Freak

2227_1074742595443_2760_nI’ve been home with a sick kid all day.  Well, she said she was sick and cried until I said ok to letting her stay home, but about 3 hours into the “sick day” she made a miraculous recovery and wanted to play – so I’m doubting the validity of the sickness.  To tell the truth, I wasn’t that disappointed to have a valid excuse to not go out among other people today.  I typically don’t dwell on negative things.  It saps my energy and frustrates me, so I’ve learned to be very good at compartmentalizing things.  Put it in a drawer I’ve always been taught.  Probably not the healthiest of responses but one that is firmly entrenched in my personality and so it continues.

My dad died 9 years ago today.  I’ve often wondered if he had died in a “normal” manner, if this day would be as significant in my year as it is to me now.  I mean, people die.  It is a 100% guarantee of living, we die. To every season and all that you know.  But I think death in a particularly tragic way marks us in ways that are a bit different.  At least that is what I tell myself when I am tugged into melancholy every December 20th. If my Dad had died of a prolonged illness or at a ripe old age, I wouldn’t be so sad on this day.  I would have been prepared and not need to mourn every year on “the day”.  Perhaps, but I don’t believe that if you truly love someone, the sense of loss is ever lessened no matter how they met their final day.  It is just hard.

I’ve been thinking a lot lately about the end of life.  I’ve had several friends lose loved ones in the past few weeks.  And words that are typically used to “comfort” those walking through those times often seem hollow and inept. I think this is because the limitations of language do not allow us to express the groanings of our souls when people we love leave the only life any of us have ever known.  Eternity is impossible for our finite minds to fathom.  The best we can offer is sincerity and pray that it will suffice.  It won’t, but what else is there?

But this entry isn’t a writing about death and loss – though I could go on and on about it…today I am writing from a place of irony.

My Dad was brilliant.  I know, I know…all daughters think their fathers are brilliant but mine truly was.  He had a mind that worked in ways I can only envy.  He was not perfect, not by any means, but he was brilliant.  I wanted to be like him.  I wanted to be brilliant.  I wanted to be able to look at hard topics and break them down to their core and then build them back up into something I could explain.  I would spend hours with my Dad trying to emulate his ability to do so, but I never quite made it.  But what was so amazing about my Dad was his ability to encourage the effort.  In the last years of his life, I finished my undergraduate degree and began my graduate degree.  Coincidentally, he did the same.   We were students together.  And, as was common in our lives, we were competitive.

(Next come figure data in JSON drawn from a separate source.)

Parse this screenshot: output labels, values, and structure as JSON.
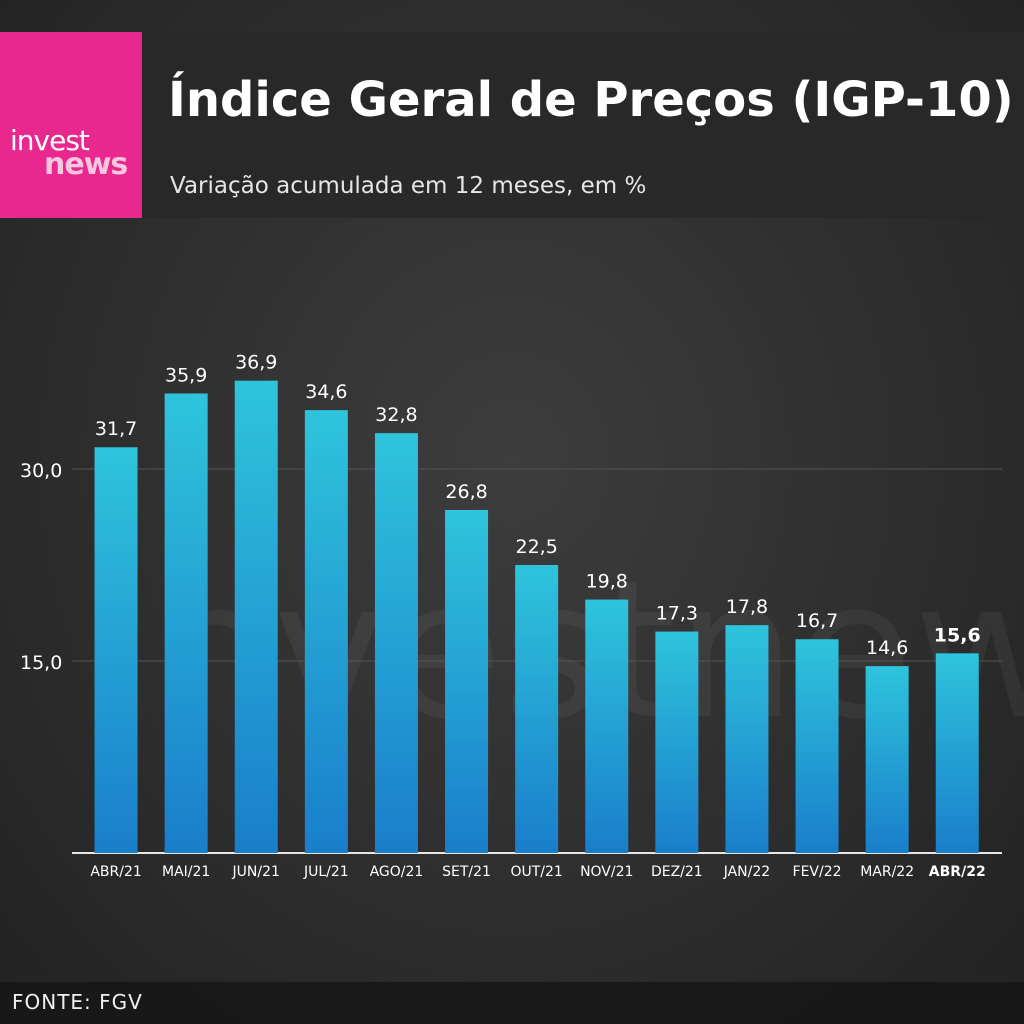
{
  "brand": {
    "line1": "invest",
    "line2": "news",
    "color": "#e8288f"
  },
  "header": {
    "title": "Índice Geral de Preços (IGP-10)",
    "subtitle": "Variação acumulada em 12 meses, em %"
  },
  "watermark": "investnews",
  "footer": {
    "source": "FONTE: FGV"
  },
  "chart_data": {
    "type": "bar",
    "title": "Índice Geral de Preços (IGP-10)",
    "subtitle": "Variação acumulada em 12 meses, em %",
    "xlabel": "",
    "ylabel": "",
    "categories": [
      "ABR/21",
      "MAI/21",
      "JUN/21",
      "JUL/21",
      "AGO/21",
      "SET/21",
      "OUT/21",
      "NOV/21",
      "DEZ/21",
      "JAN/22",
      "FEV/22",
      "MAR/22",
      "ABR/22"
    ],
    "values": [
      31.7,
      35.9,
      36.9,
      34.6,
      32.8,
      26.8,
      22.5,
      19.8,
      17.3,
      17.8,
      16.7,
      14.6,
      15.6
    ],
    "value_labels": [
      "31,7",
      "35,9",
      "36,9",
      "34,6",
      "32,8",
      "26,8",
      "22,5",
      "19,8",
      "17,3",
      "17,8",
      "16,7",
      "14,6",
      "15,6"
    ],
    "highlight_index": 12,
    "yticks": [
      15,
      30
    ],
    "ytick_labels": [
      "15,0",
      "30,0"
    ],
    "ylim": [
      0,
      40
    ],
    "grid": true,
    "legend": "none",
    "colors": {
      "bar_top": "#2ec4dc",
      "bar_bottom": "#1a7ecb",
      "text": "#ffffff",
      "grid": "#555555"
    }
  }
}
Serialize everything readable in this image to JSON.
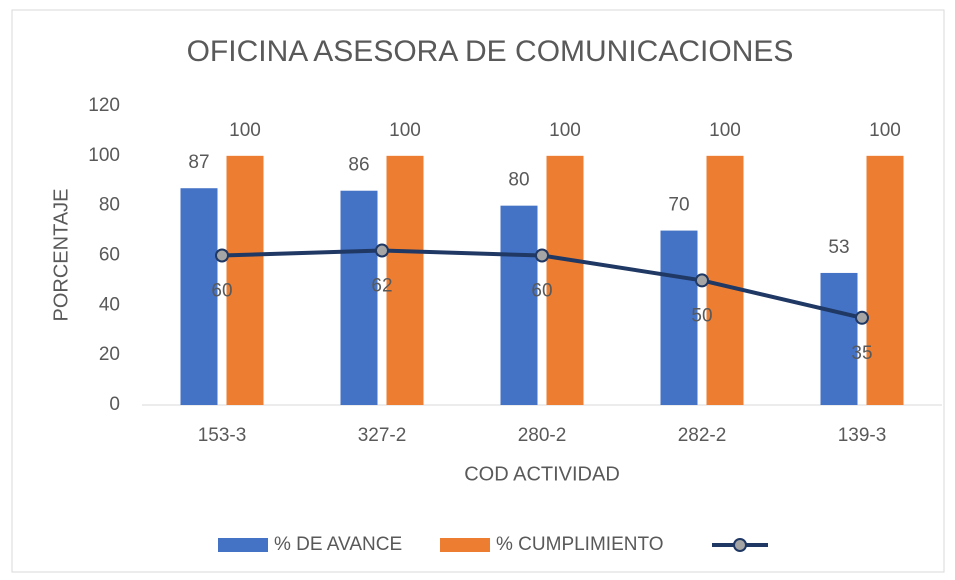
{
  "chart_data": {
    "type": "bar",
    "title": "OFICINA ASESORA DE COMUNICACIONES",
    "x_label": "COD ACTIVIDAD",
    "y_label": "PORCENTAJE",
    "categories": [
      "153-3",
      "327-2",
      "280-2",
      "282-2",
      "139-3"
    ],
    "series": [
      {
        "name": "% DE AVANCE",
        "type": "bar",
        "color": "#4472c4",
        "values": [
          87,
          86,
          80,
          70,
          53
        ]
      },
      {
        "name": "% CUMPLIMIENTO",
        "type": "bar",
        "color": "#ed7d31",
        "values": [
          100,
          100,
          100,
          100,
          100
        ]
      },
      {
        "type": "line",
        "color": "#1f3864",
        "marker_color": "#a5a5a5",
        "values": [
          60,
          62,
          60,
          50,
          35
        ]
      }
    ],
    "ylim": [
      0,
      120
    ],
    "yticks": [
      0,
      20,
      40,
      60,
      80,
      100,
      120
    ],
    "grid": false,
    "legend": "bottom"
  }
}
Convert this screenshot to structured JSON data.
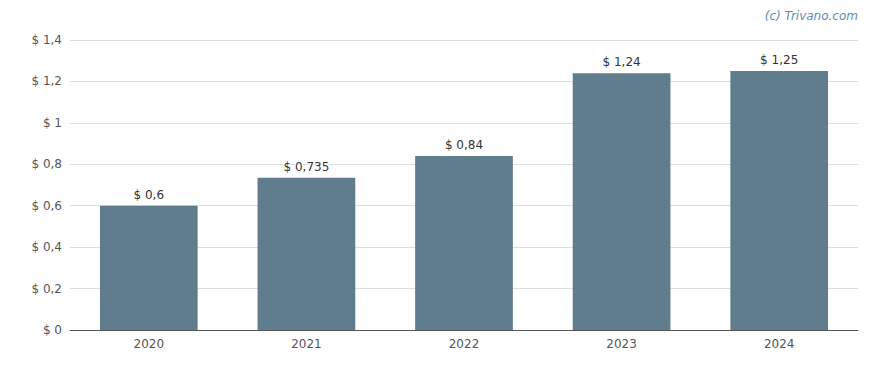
{
  "chart_data": {
    "type": "bar",
    "categories": [
      "2020",
      "2021",
      "2022",
      "2023",
      "2024"
    ],
    "values": [
      0.6,
      0.735,
      0.84,
      1.24,
      1.25
    ],
    "value_labels": [
      "$ 0,6",
      "$ 0,735",
      "$ 0,84",
      "$ 1,24",
      "$ 1,25"
    ],
    "data_labels": true,
    "color": "#5f7d8c",
    "ylim": [
      0,
      1.4
    ],
    "yticks": [
      {
        "value": 0,
        "label": "$ 0"
      },
      {
        "value": 0.2,
        "label": "$ 0,2"
      },
      {
        "value": 0.4,
        "label": "$ 0,4"
      },
      {
        "value": 0.6,
        "label": "$ 0,6"
      },
      {
        "value": 0.8,
        "label": "$ 0,8"
      },
      {
        "value": 1.0,
        "label": "$ 1"
      },
      {
        "value": 1.2,
        "label": "$ 1,2"
      },
      {
        "value": 1.4,
        "label": "$ 1,4"
      }
    ],
    "grid": true,
    "annotation": "(c) Trivano.com"
  }
}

Each of us would toil over our respective topics – write and rewrite and with much consternation turn in our papers.  Then the grades would come in.  We would meet for coffee and with much as much nonchalance as possible, we would announce our grade.  He never failed to get an A.  I struggled more but was committed to keep pace, so most of the time I would score the same.  We would look at each other, struggle not to smile and call each other “freak”.  A West Wing reference and if you don’t know the context, I don’t have time to remind you.

I finished my graduate degree after his death.  I got an A on my thesis.  I wanted to hear the “freak”.  He had submitted his final project for his doctorate prior to his death.  He got an A.  I wanted to call him “freak”.

I miss the freak.  I miss the competition.  I just miss my Dad.  I miss a mark to shoot for – though my husband is so much smarter than me and I have new mark to hit.

There is so much going on in my world right now.  And now we arrive at the irony – if my Dad were here – he would tell me to follow my instincts and inner “freak”.  He would know that he had already taught me and modeled for me the things I need to know.  He would know he built a freak who could handle all this.  He didn’t raise a dummy.  He raised a “FREAK”.

Thanks Dad.

 

Author: aprildjones

Mommy, Historian, Wannabe Writer.

3 thoughts on “Freak”

  1. You made my eyes leak!!! I love you to the moon and back a million times! But sweetheart, I’m sorry I. just. can’t. call. you. freak! It’s just not in me, so you’ll just have to keep your memory of your Dad voicing it! Love you, sweet girl! Mom

    Liked by 1 person

  2. Wow….is all I think I can say…..I’m proud of who you are and that you are related to me…..I’m envious of what you had with your dad….I’m envious of how you put your emotions/feeling into the perfect way….but again, proud that you can…I don’t know if this makes sense but Wow…..you are truly blessed…. Love ya AppleDawn.